Sediment Fingerprinting in Intensively Managed Landscapes: Application of an Enhanced Bayesian Un-mixing Framework that accounts for Spatiotemporal Heterogeneity to Study Intra-Seasonal Trends in Source Contributions
Tuesday, 15 December 2015: 14:25
2005 (Moscone West)
We apply an enhanced revision of a Bayesian un-mixing framework for estimating sediment source contributions to an intensively managed watershed in the US Midwest that is characterized by spatiotemporal heterogeneity. The framework has two key parameters, namely a and b, that account for spatial origin attributes and the time history of sediments delivered to the watershed outlet, respectively.

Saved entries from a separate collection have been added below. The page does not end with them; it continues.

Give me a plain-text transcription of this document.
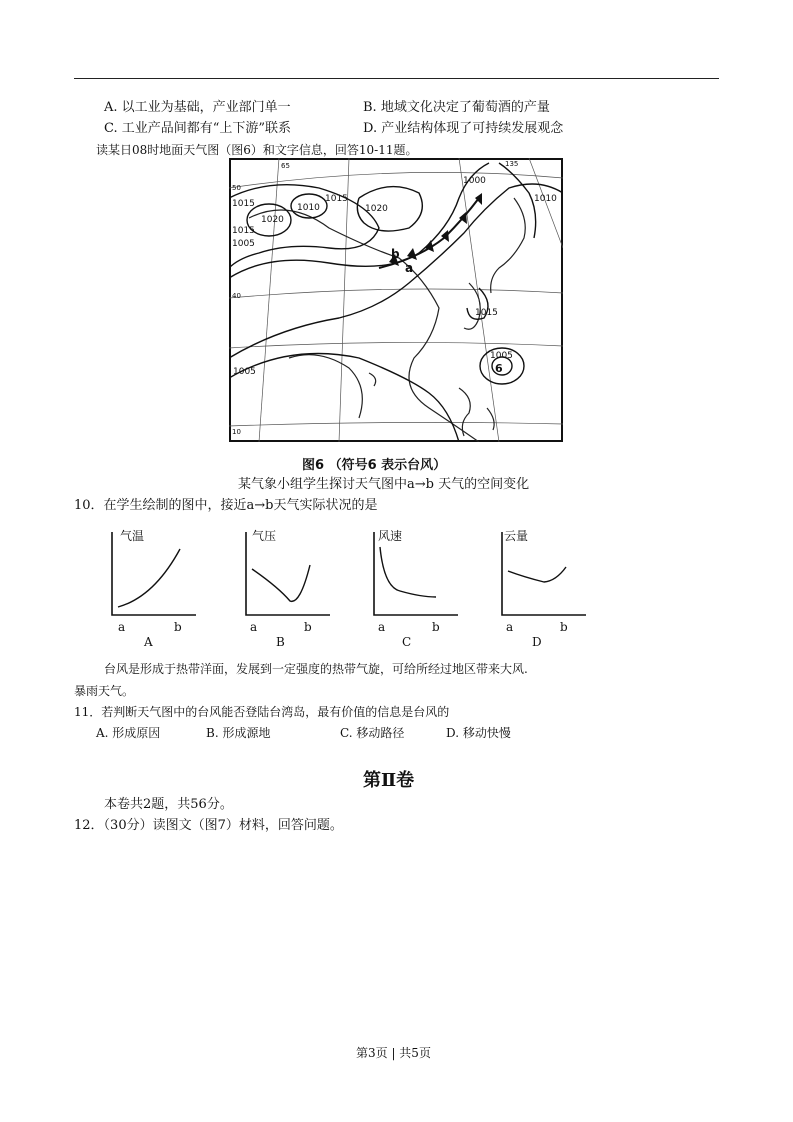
A. 以工业为基础，产业部门单一	B. 地域文化决定了葡萄酒的产量
C. 工业产品间都有“上下游”联系	D. 产业结构体现了可持续发展观念
读某日08时地面天气图（图6）和文字信息，回答10-11题。
1015
1020
1010
1015
1020
1015
1005
1000
1010
1015
1005
1005
b
a
6
65	135
50
40
10
图6 （符号6 表示台风）
某气象小组学生探讨天气图中a→b 天气的空间变化
10．在学生绘制的图中，接近a→b天气实际状况的是
气温
a	b
A
气压
a	b
B
风速
a	b
C
云量
a	b
D
台风是形成于热带洋面，发展到一定强度的热带气旋，可给所经过地区带来大风.
暴雨天气。
11．若判断天气图中的台风能否登陆台湾岛，最有价值的信息是台风的
A. 形成原因	B. 形成源地	C. 移动路径	D. 移动快慢
第Ⅱ卷
本卷共2题，共56分。
12．（30分）读图文（图7）材料，回答问题。
第3页 | 共5页
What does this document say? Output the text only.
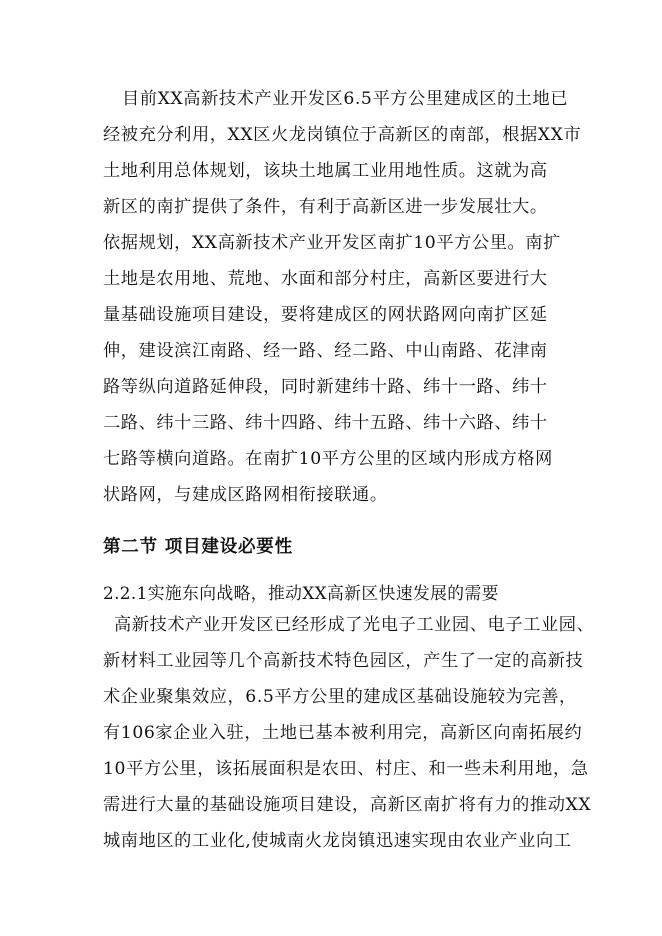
目前XX高新技术产业开发区6.5平方公里建成区的土地已
经被充分利用，XX区火龙岗镇位于高新区的南部，根据XX市
土地利用总体规划，该块土地属工业用地性质。这就为高
新区的南扩提供了条件，有利于高新区进一步发展壮大。
依据规划，XX高新技术产业开发区南扩10平方公里。南扩
土地是农用地、荒地、水面和部分村庄，高新区要进行大
量基础设施项目建设，要将建成区的网状路网向南扩区延
伸，建设滨江南路、经一路、经二路、中山南路、花津南
路等纵向道路延伸段，同时新建纬十路、纬十一路、纬十
二路、纬十三路、纬十四路、纬十五路、纬十六路、纬十
七路等横向道路。在南扩10平方公里的区域内形成方格网
状路网，与建成区路网相衔接联通。
第二节 项目建设必要性
2.2.1实施东向战略，推动XX高新区快速发展的需要
高新技术产业开发区已经形成了光电子工业园、电子工业园、
新材料工业园等几个高新技术特色园区，产生了一定的高新技
术企业聚集效应，6.5平方公里的建成区基础设施较为完善，
有106家企业入驻，土地已基本被利用完，高新区向南拓展约
10平方公里，该拓展面积是农田、村庄、和一些未利用地，急
需进行大量的基础设施项目建设，高新区南扩将有力的推动XX
城南地区的工业化,使城南火龙岗镇迅速实现由农业产业向工
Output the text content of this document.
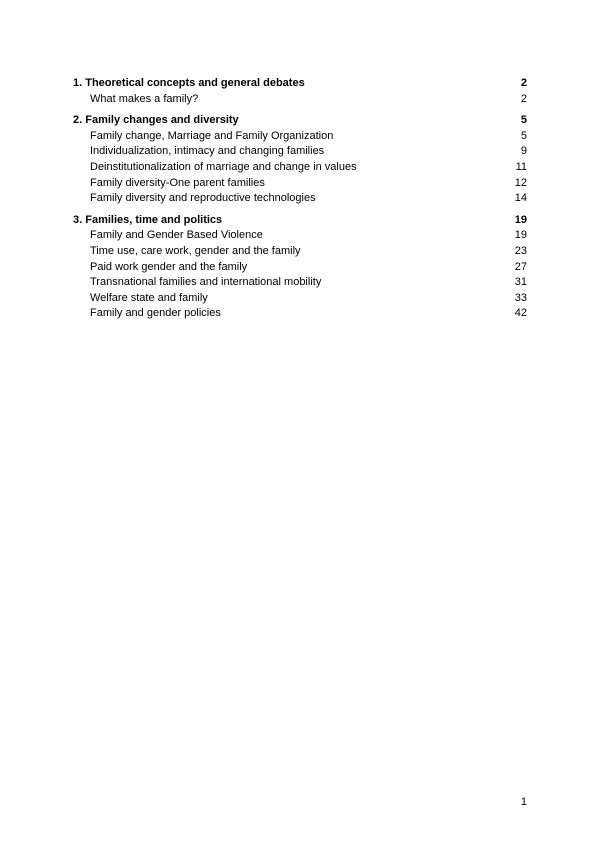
1. Theoretical concepts and general debates	2
What makes a family?	2
2. Family changes and diversity	5
Family change, Marriage and Family Organization	5
Individualization, intimacy and changing families	9
Deinstitutionalization of marriage and change in values	11
Family diversity-One parent families	12
Family diversity and reproductive technologies	14
3. Families, time and politics	19
Family and Gender Based Violence	19
Time use, care work, gender and the family	23
Paid work gender and the family	27
Transnational families and international mobility	31
Welfare state and family	33
Family and gender policies	42
1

The probabilistic treatment of these parameters incorporates variability in source erosion processes, as well as the delivery times and storage of eroded material within the watershed. Uncertainty in source contribution estimates in our approach is quantified naturally through the use of Markov Chain Monte Carlo simulations for estimating the posterior probability density functions. The studied watershed is the 26 km² South Amana Sub-Watershed located within the Clear Creek Watershed (CCW), IA, which is part of the Critical Zone Observatory for Intensively Managed Landscapes (IML-CZO). Utilizing stable isotopes of C and N, the Bayesian framework predicted trends in mean source contributions and uncertainty that were in agreement with observations from other studies. Terrestrial sources were found to dominate sediment contributions in the earlier stages of the growing season when land cover was small and the hydrologic forcing was large. Instream sources became more dominate during the latter stages when land cover was well-established and more extensive. Also, the effects of spatial heterogeneity and sediment travel time and delivery on uncertainty in sources contribution estimates were adequately captured. The results clearly showed a reduction in uncertainty when watershed connectivity was greatest and considerable amounts of material were delivered to the collection point at the outlet. On-going application of the framework to the Upper Sangamon River Basin (USRB), which also part of the IML-CZO and has distinct features from CCW, is expected to shed more light on the effects of connectivity and other landscape attributes on sediment source dynamics over the growing season.